The NBM looks only at the dependencies between the target and predictors, which simplifies the model and the understanding required to analyze the results. Also, there is evidence that NBMs can be successfully constructed from data and not rely on expert judgment that is typically used to create decision tools (Loutchkina et al., 2014). Because of its simplicity, NBM is widely used in different environments. Defect prediction
models provide an example of NBM that are aimed at software component reliability (Steindl & Mottok, 2012a) during the SW development cycle and do not specifically focus on errors created during the SW integration and test phase (Mende et al., 2011).
Further discussion on NBM and the value of Bayesian probabilities in predicting in complex environments is provided in Sections 2.6 through 2.9.
20 2.2.3 Parametric Models
Parametric models with modifications to accommodate the complexity most system integration venues now experience have shown promise. Loutchkin (2014) provides a parametric model (PM) that estimates the technical risk that occurs during integration. This model combines a parametric model with Bayesian Belief Network (BBN) to understand and predict the potential risks a system will face for a given
integration environment. To provide the conditional probabilities required for the BBN, the researchers (Loutchkina et al., 2014) chose to use PMs for this purpose due to the unavailability of historical data to provide the node probabilities. This approach (Loutchkina et al., 2014) focuses solely on the technical risk and does not discuss the potential schedule impact that is related to the interdependencies that occur during SWI, nor are the project and organizational related factors considered. The BBN represents the probabilistic relationships between 69 nodes that connect to while the PMs define risks specific to a project. One project use case was used to evaluate the process for the
modeling concept with no accuracy measure provided. Additional discussion on BBNs is discussed in Section 2.2.4 below.
2.2.4 Simulation Models
A review of research on simulation models to support schedule estimation shows a focus on process. (Mizell & Malone, 2007) provides a method to assess the
uncertainty throughout the lifecycle of the project by focusing on the three parameters that are key to the initial SW cost estimation (that includes the schedule). The outcome presented by (Mizell & Malone, 2007) will provide the manager with an understanding of the magnitude of the uncertainty at each phase of the development to include
21
integration. This information will help the manager make better estimates as (Mizell &
Malone, 2007) showed through the assessment of the model on two projects. However, there is no evidence that this initial estimate is sufficient to support schedule adjustment during SW integration.

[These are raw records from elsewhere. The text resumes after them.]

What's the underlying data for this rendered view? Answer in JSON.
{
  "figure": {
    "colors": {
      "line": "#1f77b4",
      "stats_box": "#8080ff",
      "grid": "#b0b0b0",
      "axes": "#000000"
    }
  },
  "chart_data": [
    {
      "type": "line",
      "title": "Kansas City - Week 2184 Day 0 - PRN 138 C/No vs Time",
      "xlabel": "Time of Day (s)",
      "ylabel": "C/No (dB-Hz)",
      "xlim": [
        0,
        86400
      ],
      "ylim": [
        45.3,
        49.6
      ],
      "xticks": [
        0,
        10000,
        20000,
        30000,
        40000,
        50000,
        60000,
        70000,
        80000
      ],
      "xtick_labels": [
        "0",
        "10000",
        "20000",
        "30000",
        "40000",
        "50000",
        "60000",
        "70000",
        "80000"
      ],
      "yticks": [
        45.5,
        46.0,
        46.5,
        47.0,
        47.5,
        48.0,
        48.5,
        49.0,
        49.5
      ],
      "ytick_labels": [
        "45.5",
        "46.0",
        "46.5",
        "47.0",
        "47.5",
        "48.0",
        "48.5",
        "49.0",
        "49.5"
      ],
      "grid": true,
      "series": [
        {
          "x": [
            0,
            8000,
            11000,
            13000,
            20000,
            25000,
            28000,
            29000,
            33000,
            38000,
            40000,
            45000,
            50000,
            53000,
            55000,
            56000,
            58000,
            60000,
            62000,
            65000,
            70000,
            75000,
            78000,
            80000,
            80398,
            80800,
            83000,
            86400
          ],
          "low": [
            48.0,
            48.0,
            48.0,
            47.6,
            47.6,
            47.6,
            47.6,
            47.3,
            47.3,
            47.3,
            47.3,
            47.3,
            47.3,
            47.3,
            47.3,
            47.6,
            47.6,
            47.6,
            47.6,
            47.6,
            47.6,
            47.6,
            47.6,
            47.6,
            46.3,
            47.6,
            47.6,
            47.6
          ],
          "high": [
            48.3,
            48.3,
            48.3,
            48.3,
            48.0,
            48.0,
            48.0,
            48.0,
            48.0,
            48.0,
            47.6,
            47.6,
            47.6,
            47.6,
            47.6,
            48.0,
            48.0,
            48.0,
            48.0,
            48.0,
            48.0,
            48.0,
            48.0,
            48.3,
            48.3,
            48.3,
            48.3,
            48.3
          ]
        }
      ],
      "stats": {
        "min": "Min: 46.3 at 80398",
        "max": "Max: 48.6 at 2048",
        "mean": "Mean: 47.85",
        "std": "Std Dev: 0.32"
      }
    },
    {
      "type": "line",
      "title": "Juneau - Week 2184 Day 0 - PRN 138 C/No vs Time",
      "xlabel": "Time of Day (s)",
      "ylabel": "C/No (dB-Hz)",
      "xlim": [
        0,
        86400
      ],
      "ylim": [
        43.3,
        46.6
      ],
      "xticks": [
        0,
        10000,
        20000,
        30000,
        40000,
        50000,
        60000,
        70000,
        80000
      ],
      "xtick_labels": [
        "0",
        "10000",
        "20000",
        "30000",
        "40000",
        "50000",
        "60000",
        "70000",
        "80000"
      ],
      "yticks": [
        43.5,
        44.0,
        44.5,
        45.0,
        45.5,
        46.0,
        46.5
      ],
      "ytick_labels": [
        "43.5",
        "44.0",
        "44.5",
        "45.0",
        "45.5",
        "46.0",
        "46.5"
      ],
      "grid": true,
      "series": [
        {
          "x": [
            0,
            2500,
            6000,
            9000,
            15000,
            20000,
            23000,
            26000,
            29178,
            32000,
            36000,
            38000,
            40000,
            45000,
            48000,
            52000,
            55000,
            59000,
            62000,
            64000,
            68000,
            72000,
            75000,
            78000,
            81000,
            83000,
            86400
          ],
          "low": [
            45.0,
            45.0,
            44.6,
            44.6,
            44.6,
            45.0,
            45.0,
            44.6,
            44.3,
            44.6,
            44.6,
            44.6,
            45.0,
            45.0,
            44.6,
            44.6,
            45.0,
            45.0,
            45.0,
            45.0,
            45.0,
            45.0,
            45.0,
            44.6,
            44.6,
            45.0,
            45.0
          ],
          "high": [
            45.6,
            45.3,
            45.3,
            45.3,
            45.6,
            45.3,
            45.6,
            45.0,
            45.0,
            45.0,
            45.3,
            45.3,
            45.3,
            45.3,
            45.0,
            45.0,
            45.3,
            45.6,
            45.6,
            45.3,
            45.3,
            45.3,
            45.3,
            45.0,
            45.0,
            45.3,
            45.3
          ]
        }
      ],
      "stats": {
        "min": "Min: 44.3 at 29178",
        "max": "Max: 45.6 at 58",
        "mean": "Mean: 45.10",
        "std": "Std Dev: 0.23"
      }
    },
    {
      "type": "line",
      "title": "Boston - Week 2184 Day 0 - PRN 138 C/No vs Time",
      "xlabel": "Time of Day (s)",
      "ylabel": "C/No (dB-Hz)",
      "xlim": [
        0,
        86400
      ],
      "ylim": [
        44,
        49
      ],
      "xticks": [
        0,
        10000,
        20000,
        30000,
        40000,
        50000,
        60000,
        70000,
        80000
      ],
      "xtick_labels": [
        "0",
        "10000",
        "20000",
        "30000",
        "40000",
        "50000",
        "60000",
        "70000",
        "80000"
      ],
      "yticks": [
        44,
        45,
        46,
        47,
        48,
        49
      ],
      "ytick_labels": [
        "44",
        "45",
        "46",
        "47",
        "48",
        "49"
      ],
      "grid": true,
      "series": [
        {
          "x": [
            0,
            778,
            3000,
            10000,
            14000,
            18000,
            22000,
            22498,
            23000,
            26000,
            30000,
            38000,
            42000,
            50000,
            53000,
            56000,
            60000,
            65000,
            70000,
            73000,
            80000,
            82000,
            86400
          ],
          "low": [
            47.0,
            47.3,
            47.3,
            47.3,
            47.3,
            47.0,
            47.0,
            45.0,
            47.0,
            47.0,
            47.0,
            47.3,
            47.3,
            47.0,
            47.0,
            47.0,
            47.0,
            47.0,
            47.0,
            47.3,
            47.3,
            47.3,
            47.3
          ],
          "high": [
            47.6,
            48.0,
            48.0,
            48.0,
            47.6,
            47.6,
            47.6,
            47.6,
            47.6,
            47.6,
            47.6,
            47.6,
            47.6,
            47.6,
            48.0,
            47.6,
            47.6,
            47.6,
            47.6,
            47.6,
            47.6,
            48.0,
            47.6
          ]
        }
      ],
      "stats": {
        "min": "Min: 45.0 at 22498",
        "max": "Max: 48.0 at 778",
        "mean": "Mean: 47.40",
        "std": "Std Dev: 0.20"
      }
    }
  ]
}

In other research, (Houston, 2014) simulation was used to propose a method using discrete event simulation to forecast the duration of test-fix-test (TFT) cycles during SW development (Houston, 2014). The model required inputs regarding the constraints of the test environment such as number of test beds, number of errors in the queue and modeled the rework cycle given these constraints. The TFT work is focused on process and
technical parameters, while the proposed NBM in this dissertation approaches schedule prediction through machine learning of historical data and does not explicitly consider the process. The TFT discrete simulation can also be considered complementary to the
proposed NBM since both are attempting to bring attention and analysis to this important phase of SW development. The accuracy of the TFT model ranged from 49-79%;
however, the independent variables used for the TFT model is not applicable to the SWI environment.